Et surtout n’était-il pas possible d’instaurer en urgence un blocage total des prix avec un contrôle extrêmement sévère ?
La mise en place sans contrainte des « prix justes » ( precio justo) par le gouvernement n’ayant eu que peu d’efficacité .
Je remets ici la conclusion de cet excellent article paru sur le GS il y a quelques jours , désormais à conjuguer au passé.
http://www.legrandsoir.info/elections-legislatives-au-venezuela-la-revolution-bolivarienne-face-a-son-plus-grand-defi.html
« Il n’y a qu’un seul moyen de résoudre les problèmes auxquels la révolution fait face. Hugo Chavez l’avait déjà annoncé avant sa mort, dans un discours célèbre nommé « le coup de gouvernail » (Golpe de Timón). Il y préconisait de construire une économie socialiste et de remplacer l’Etat bourgeois par un Etat basé sur les communes.
Une chose est claire : la voie tentant de réguler le capitalisme a échoué et sans un brusque virage à gauche, la révolution bolivarienne sera vaincue. »
J’enrage de savoir que le FMI , la banque mondiale, les multinationales principalement états-uniennes et toute la clique vont reprendre la main sur ce pays, ExxonMobil, Chevron en tête.
J’enrage de savoir que cette reprise des richesses du Vénézuéla , et elles sont nombreuses, vont redonner un grand bol d’oxygène à l’empire à un moment ou il a un genou à terre.

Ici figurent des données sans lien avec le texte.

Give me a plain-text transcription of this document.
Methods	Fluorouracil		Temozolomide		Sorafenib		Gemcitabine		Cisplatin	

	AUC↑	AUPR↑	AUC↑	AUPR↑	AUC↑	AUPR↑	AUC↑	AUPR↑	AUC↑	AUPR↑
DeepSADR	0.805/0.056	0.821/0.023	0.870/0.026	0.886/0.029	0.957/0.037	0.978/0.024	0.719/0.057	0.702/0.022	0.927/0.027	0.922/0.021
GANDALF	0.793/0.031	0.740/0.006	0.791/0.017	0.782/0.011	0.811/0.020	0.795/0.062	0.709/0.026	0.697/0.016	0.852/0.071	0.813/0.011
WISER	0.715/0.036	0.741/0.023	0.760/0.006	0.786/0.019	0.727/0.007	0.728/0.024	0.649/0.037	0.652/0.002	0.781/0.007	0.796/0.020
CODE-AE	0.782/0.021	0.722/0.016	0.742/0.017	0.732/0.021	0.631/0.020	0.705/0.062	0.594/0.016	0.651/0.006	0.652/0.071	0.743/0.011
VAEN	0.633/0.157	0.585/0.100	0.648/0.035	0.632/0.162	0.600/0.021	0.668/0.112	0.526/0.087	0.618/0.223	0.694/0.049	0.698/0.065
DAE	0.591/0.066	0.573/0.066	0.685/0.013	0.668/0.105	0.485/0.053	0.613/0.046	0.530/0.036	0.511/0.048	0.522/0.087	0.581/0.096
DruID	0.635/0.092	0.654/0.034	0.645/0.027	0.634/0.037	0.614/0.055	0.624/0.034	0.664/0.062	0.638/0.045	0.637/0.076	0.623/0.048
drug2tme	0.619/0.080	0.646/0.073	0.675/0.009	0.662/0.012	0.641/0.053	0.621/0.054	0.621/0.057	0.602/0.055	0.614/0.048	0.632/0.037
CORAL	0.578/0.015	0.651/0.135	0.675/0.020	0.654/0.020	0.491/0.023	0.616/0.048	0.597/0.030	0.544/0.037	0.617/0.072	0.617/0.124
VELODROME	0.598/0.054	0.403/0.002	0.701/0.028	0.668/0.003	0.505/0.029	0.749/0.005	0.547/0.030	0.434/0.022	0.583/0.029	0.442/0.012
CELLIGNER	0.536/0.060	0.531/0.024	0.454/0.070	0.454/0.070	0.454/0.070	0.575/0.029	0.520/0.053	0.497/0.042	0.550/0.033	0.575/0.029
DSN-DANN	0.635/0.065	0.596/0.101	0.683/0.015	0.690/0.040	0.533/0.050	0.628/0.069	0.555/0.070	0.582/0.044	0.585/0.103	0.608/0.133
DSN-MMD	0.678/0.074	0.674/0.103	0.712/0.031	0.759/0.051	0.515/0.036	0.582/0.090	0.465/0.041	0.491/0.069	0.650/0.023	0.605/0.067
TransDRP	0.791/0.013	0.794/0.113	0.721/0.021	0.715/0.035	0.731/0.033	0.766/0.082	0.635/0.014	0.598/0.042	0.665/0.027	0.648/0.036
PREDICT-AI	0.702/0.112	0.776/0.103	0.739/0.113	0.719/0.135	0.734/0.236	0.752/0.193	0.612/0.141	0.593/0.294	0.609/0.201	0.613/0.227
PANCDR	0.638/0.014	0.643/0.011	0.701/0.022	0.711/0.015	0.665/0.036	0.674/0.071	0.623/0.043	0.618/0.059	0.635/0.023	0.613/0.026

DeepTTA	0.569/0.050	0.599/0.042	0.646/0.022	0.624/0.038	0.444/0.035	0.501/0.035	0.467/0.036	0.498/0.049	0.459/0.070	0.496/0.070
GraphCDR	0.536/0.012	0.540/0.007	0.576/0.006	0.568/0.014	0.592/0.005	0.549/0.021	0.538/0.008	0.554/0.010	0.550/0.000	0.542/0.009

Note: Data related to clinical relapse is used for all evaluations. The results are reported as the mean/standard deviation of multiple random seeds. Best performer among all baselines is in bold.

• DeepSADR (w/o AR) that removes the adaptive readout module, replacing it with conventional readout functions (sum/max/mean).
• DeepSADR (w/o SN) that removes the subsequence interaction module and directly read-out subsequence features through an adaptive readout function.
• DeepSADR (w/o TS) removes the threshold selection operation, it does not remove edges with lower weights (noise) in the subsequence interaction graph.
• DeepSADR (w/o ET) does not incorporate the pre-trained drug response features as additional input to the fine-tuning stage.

Il fallait être naïf pour s’imaginer que les états-uniens laisseraient enfin l’Amérique Latine en paix et souveraine, Macri en Argentine, la tentative de coup d’état constitutionnel en cours contre Dilma Roussef, le Venezuela, prouve qu’il n’en est rien et que leurs « occupations » et leurs soucis actuels au Moyen Orient, contre la Russie et contre la Chine ne les ont en rien distraits de ce qu’ils considèrent toujours comme leur arrière cour.